By NAN Contributor
News Americas, NEW YORK, NY, Fri. nike air force 1 Aug. adidas adidas originals court vantage sneakers farfetch 24, 2018: With a forecast of four billion barrels off Guyana’s Atlantic economic zone, seven anti-immigration U.S. outlet nike air max 90 uomo blu bianche nero scarpe nike air max Republican congressmen, along with two Democrats, quietly landed in the South American CARICOM nation on Wednesday.
The seven Republicans were Reps. chaussure basket jordan prix pour femme fille air jordan 7 retro gs Bob Goodlatte, John Rutherford, Mark Sanford, John Curtis, Todd Rokita, Richard Hudson and Darrell Issa while Democratic Congressmembers Steve Cohen and Scott Peters rounded out the nine-member congressional delegation.
Guyana Stabroek News reports indicate they arrived after noon Wednesday and were expected to leave the country Thursday after holding meetings including with Guyana Minister of Natural Resources, Raphael Trotman.
The paper said neither the government nor the US embassy made any details on the visit public or the reasons for the visit and reporters were barred from asking members of the delegation questions.
However, the paper claimed the visit was to examine the current refugee crisis spawned by the situation in Venezuela and how it can impact the Caribbean region and neighboring states.
None of the lawmakers made any public disclosure of the trip on their website or social media.
Goodlatte, a Republican of Virginia’s 6th Congressional District, is chair of the powerful House Committee on the Judiciary and is a hardline immigration proponent who co-introduced the Criminal Alien Gang Member Removal Act.
Congressman John Rutherford, also a Republican, represents Florida’s 4th congressional district and supports increased border security and immigration reform. the top 10 best blogs on nike air max 97 mid He says “ignoring illegal immigration is foolish, dangerous, and erodes public and international confidence in our rule of law.”

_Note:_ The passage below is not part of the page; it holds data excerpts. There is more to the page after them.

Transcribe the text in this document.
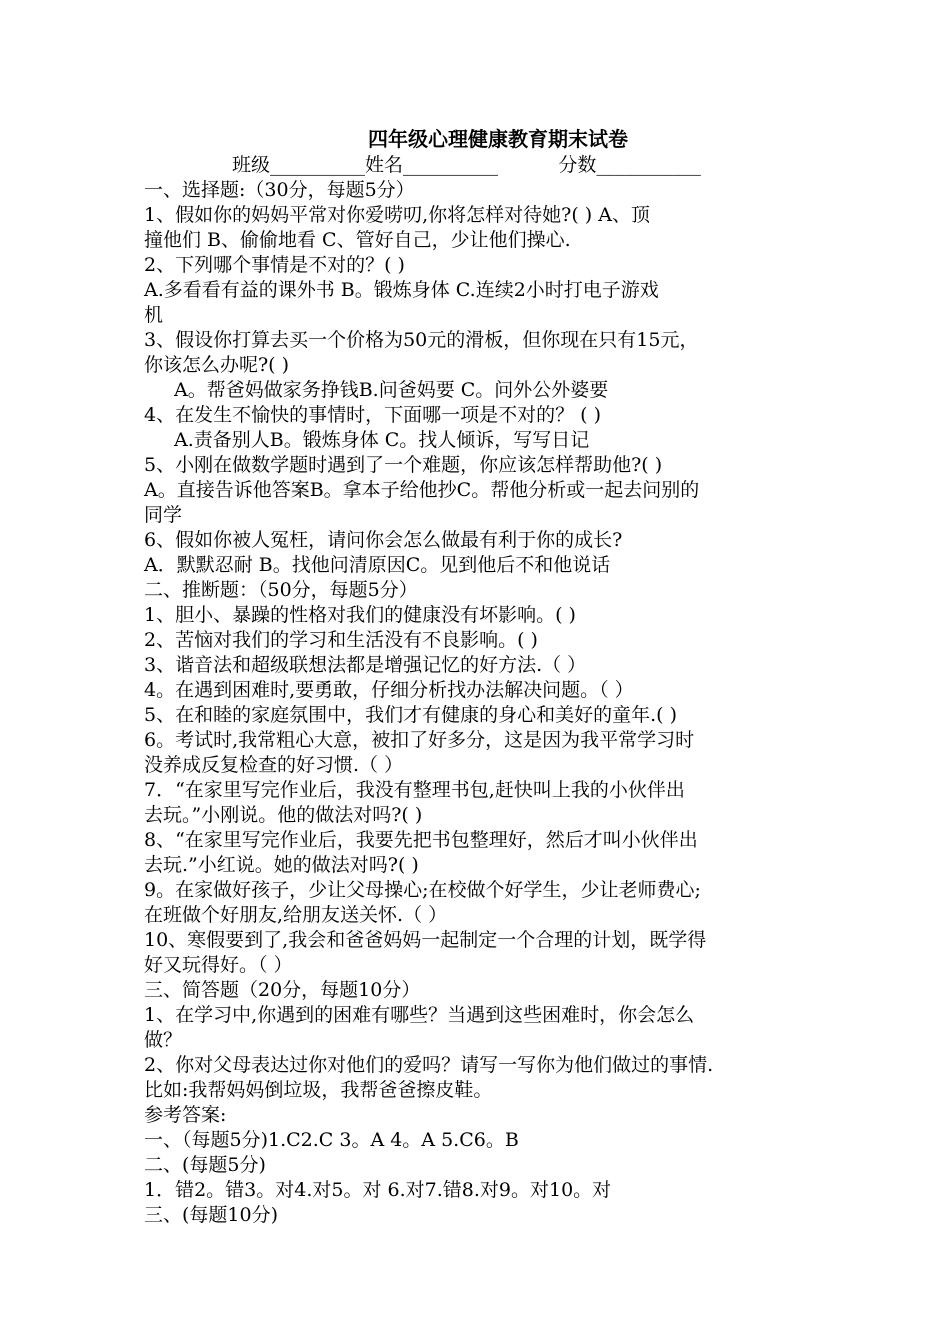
四年级心理健康教育期末试卷
班级__________姓名__________          分数___________
一、选择题:（30分，每题5分）
1、假如你的妈妈平常对你爱唠叨,你将怎样对待她?( ) A、顶
撞他们 B、偷偷地看 C、管好自己，少让他们操心.
2、下列哪个事情是不对的？( )
A.多看看有益的课外书 B。锻炼身体 C.连续2小时打电子游戏
机
3、假设你打算去买一个价格为50元的滑板，但你现在只有15元，
你该怎么办呢?( )
A。帮爸妈做家务挣钱B.问爸妈要 C。问外公外婆要
4、在发生不愉快的事情时，下面哪一项是不对的？ ( )
A.责备别人B。锻炼身体 C。找人倾诉，写写日记
5、小刚在做数学题时遇到了一个难题，你应该怎样帮助他?( )
A。直接告诉他答案B。拿本子给他抄C。帮他分析或一起去问别的
同学
6、假如你被人冤枉，请问你会怎么做最有利于你的成长?
A．默默忍耐 B。找他问清原因C。见到他后不和他说话
二、推断题：（50分，每题5分）
1、胆小、暴躁的性格对我们的健康没有坏影响。( )
2、苦恼对我们的学习和生活没有不良影响。( )
3、谐音法和超级联想法都是增强记忆的好方法.（ ）
4。在遇到困难时,要勇敢，仔细分析找办法解决问题。（ ）
5、在和睦的家庭氛围中，我们才有健康的身心和美好的童年.( )
6。考试时,我常粗心大意，被扣了好多分，这是因为我平常学习时
没养成反复检查的好习惯.（ ）
7．“在家里写完作业后，我没有整理书包,赶快叫上我的小伙伴出
去玩。”小刚说。他的做法对吗?( )
8、“在家里写完作业后，我要先把书包整理好，然后才叫小伙伴出
去玩.”小红说。她的做法对吗?( )
9。在家做好孩子，少让父母操心;在校做个好学生，少让老师费心;
在班做个好朋友,给朋友送关怀.（ ）
10、寒假要到了,我会和爸爸妈妈一起制定一个合理的计划，既学得
好又玩得好。（ ）
三、简答题（20分，每题10分）
1、在学习中,你遇到的困难有哪些？当遇到这些困难时，你会怎么
做？
2、你对父母表达过你对他们的爱吗？请写一写你为他们做过的事情.
比如:我帮妈妈倒垃圾，我帮爸爸擦皮鞋。
参考答案:
一、（每题5分)1.C2.C 3。A 4。A 5.C6。B
二、(每题5分)
1．错2。错3。对4.对5。对 6.对7.错8.对9。对10。对
三、(每题10分)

Congressman Mark Sandford, Republican of South Carolina’s 1st district, has portrayed himself as an advocate of Trump’s biggest hot-button issue: building a border wall.
Congressman John Curtis, Republican of Utah’s 3rd district, says he favors national security with broad immigration reform while Congressman Todd Rokita, Republican of Indiana’s 4th District, wants to imprison sanctuary city officials who help undocumented immigrants; to build the wall and opposes a pathway to citizenship for undocumented immigrants. He has also called for an end to the Robert Mueller probe.
Congressman Richard Hudson, Republican of North Carolina’s 8th congressional district, says he puts border security before any effective immigration reform policy while Congressman Darrel Issa, Republican of California’s 49th congressional district and Chair of the House Oversight Committee, has consistently opposed attempts to ease restrictions on illegal immigration, arguing that it provides amnesty for illegal immigrants.
Congressmembers Cohen represents Tennessee’s 9th congressional district and has been a big proponent of providing lawyers and evidence for children being deported by the US government while Congressman Peters represents California’s 52nd congressional district and has continually called for the House to debate and pass comprehensive bipartisan immigration reform.
Sanford, Goodlatte and Issa won’t be returning to the House in November as Sandford recently lost the primary race in South Carolina to fellow Republican Katie Arrington while Issa retired in January of this year and Goodlatte announced his retirement last year.
Guyana’s Minister of State, Joseph Harmon, said last week, the team would have been on a familiarization and it would be short. He noted then that the visit “signals a very clear indication of Guyana’s importance on the international scene.”
The visit came on the heels of the New York Times’ ’20 Billion Questions For Guyana’ article that left many Guyanese outraged over the writer’s description of the South American CARICOM nation as a “watery wilderness” with “musty clapboard towns,” “only three paved highways” and “a few dirt roads between villages” and where “children in remote areas go to school in dugout canoes and play naked in the muggy heat.”
Clifford Krauss, the Times’ national energy business correspondent based in Houston, Texas, also angered many by writing that: “A vast majority of college-educated youths emigrate to the United States or Canada, while those who stay behind experience high rates of H.I.V.